Se "battre" pour faire abroger la loi sur la cybercriminalité

"Cette libération est un premier signal positif envoyé par le pouvoir judiciaire au Niger", a estimé Alice Mogwe, présidente de la Fédération internationale pour les droits de l'Homme, dans un communiqué tout en plaidant pour la libération d'autres défenseurs des droits humains.

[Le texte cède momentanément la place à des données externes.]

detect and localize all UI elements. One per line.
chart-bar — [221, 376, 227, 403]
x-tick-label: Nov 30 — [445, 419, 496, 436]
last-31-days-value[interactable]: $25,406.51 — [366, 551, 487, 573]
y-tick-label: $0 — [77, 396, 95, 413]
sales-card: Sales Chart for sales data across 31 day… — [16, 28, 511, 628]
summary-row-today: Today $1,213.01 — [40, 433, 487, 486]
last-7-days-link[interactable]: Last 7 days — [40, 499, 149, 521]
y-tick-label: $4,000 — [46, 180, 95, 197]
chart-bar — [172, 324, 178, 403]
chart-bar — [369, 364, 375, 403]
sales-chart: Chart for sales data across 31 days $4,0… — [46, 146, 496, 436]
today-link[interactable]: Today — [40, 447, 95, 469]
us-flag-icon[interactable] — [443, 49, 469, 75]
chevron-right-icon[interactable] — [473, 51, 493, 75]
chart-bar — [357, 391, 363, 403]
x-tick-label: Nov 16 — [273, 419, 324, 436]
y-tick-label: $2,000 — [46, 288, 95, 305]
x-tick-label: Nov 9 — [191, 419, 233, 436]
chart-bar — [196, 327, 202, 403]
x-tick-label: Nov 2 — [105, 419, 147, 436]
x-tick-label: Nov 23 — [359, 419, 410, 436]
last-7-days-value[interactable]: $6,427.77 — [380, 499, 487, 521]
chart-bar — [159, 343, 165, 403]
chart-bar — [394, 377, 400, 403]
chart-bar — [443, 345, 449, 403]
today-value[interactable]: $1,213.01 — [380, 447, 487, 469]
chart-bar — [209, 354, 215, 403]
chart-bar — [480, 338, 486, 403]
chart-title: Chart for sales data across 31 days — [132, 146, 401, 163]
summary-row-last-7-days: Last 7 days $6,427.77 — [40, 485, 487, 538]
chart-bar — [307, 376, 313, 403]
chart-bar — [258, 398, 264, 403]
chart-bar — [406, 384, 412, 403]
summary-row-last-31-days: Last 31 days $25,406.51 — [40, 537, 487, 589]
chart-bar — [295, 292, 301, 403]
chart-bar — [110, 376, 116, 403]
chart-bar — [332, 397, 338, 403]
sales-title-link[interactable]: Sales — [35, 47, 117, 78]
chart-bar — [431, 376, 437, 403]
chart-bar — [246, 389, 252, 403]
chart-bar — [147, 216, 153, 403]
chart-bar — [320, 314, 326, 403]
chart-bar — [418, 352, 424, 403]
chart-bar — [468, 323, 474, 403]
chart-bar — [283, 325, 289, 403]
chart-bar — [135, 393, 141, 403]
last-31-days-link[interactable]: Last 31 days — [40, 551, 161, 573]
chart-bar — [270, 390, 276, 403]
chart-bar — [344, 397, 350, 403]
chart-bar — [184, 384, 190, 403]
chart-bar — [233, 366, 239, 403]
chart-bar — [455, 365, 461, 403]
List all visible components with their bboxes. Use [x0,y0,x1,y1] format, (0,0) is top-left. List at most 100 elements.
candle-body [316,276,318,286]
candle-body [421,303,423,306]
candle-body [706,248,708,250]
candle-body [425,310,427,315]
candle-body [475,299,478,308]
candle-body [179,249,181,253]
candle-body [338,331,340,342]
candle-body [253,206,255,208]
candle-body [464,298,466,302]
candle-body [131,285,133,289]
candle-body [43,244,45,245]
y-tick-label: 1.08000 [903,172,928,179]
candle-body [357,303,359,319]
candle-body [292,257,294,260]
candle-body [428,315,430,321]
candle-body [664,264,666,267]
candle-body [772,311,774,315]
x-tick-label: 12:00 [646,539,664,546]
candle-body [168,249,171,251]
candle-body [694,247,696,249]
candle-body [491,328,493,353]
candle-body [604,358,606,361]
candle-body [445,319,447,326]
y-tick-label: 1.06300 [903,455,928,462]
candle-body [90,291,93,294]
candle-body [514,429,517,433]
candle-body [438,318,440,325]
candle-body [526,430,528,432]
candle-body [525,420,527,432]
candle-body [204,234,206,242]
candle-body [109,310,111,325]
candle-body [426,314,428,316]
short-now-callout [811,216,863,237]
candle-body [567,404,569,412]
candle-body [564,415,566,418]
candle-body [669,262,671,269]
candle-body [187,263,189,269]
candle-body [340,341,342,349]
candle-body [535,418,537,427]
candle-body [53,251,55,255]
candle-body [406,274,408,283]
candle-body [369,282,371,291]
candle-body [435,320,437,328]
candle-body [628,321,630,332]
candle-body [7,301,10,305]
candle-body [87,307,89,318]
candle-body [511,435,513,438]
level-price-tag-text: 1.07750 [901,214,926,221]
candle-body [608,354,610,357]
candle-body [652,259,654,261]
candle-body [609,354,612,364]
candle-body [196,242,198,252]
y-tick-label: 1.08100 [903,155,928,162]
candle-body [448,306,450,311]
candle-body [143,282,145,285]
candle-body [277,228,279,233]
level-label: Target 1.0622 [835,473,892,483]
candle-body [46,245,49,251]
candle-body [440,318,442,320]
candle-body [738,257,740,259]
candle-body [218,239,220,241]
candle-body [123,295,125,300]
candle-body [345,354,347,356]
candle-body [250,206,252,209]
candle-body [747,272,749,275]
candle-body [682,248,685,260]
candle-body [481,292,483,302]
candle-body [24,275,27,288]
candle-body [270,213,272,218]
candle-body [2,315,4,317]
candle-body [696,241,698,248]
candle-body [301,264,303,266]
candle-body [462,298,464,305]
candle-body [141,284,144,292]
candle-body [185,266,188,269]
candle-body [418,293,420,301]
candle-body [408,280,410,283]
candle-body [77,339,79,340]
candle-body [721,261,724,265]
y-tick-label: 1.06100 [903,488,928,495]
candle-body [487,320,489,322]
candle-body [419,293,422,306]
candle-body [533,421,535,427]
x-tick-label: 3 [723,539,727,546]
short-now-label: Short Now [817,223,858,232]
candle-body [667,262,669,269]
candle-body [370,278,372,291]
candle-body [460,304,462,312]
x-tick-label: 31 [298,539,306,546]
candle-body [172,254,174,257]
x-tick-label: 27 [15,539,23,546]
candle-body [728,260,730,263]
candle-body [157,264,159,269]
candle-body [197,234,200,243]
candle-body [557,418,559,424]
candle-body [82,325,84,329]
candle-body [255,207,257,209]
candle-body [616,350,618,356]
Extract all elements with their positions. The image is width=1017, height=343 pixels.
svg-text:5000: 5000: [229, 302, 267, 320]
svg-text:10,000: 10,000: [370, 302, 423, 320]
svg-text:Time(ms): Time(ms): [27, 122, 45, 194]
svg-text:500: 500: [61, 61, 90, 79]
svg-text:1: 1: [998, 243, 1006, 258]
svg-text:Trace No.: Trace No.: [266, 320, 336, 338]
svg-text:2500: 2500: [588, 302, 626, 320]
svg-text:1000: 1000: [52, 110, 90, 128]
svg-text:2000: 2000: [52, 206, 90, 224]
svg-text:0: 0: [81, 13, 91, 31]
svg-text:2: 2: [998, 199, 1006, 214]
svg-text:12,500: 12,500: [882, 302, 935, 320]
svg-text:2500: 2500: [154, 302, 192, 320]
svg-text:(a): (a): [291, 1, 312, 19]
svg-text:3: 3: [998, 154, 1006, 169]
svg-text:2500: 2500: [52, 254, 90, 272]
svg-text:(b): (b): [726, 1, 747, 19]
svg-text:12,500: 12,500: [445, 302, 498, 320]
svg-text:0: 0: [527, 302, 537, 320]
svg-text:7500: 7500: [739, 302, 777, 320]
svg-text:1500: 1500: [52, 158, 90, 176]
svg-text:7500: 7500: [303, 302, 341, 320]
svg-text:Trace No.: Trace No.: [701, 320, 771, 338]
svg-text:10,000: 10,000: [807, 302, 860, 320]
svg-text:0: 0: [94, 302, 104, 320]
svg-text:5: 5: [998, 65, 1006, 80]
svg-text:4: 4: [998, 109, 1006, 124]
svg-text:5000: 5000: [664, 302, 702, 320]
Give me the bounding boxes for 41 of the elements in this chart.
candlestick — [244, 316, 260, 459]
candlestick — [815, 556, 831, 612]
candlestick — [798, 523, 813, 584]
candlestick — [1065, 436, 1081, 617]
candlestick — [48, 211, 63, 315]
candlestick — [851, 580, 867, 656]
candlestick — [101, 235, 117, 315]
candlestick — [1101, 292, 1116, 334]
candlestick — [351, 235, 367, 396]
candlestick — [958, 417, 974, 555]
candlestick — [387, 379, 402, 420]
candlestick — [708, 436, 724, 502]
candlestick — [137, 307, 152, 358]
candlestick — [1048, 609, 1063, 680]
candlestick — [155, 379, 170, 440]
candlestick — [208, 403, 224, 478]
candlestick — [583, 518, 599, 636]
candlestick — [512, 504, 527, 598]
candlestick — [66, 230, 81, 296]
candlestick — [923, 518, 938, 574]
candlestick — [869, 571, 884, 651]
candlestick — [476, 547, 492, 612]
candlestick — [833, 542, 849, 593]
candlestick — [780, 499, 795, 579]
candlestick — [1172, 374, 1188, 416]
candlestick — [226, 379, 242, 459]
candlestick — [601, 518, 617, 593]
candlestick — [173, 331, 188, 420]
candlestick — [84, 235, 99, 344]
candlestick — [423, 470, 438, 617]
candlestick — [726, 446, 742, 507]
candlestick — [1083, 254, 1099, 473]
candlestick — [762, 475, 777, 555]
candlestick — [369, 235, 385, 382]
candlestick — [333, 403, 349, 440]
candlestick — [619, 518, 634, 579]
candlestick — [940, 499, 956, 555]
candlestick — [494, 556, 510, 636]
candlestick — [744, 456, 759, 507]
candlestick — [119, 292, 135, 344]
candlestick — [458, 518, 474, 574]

Notamment "Maikoul Zodi, Halidou Mounkaila et Moussa Moudy, détenus pour leur prise de position contre la corruption".

Samira Sabou est la première victime de la nouvelle loi controversée sur la cybercriminalité au Niger. "Cette victoire n'est pas la mienne mais celle de tous ceux qui sont épris de justice et qui se sont engagés sachant que cette loi sur la cybercriminalité qui m'a frappée a des incohérences", a affirmé Samira Sabou à sa sortie de prison, rapporte RFI.  

"L'utilisation abusive de la loi sur la cybercriminalité sous le coup de laquelle (la journaliste) a été arrêtée augmente le risque que d'autres journalistes se censurent et s'abstiennent de faire leur travail légitime pour éviter des poursuites", soulignait récemment Kiné-Fatim Diop, chargée de campagne pour l'Afrique de l'Ouest à Amnesty International.

Samira Sabou, qui n'a pas perdu de sa pugnacité, compte désormais combattre cette loi. "Nous allons nous battre (...) pour (son) abrogation", a confié la journaliste à la chaîne francophone TV5. Elle estime que cette loi "n'est pas une loi sur la cybercriminalité (...) mais plutôt une loi contre la liberté d'expression, une loi qui sert un régime".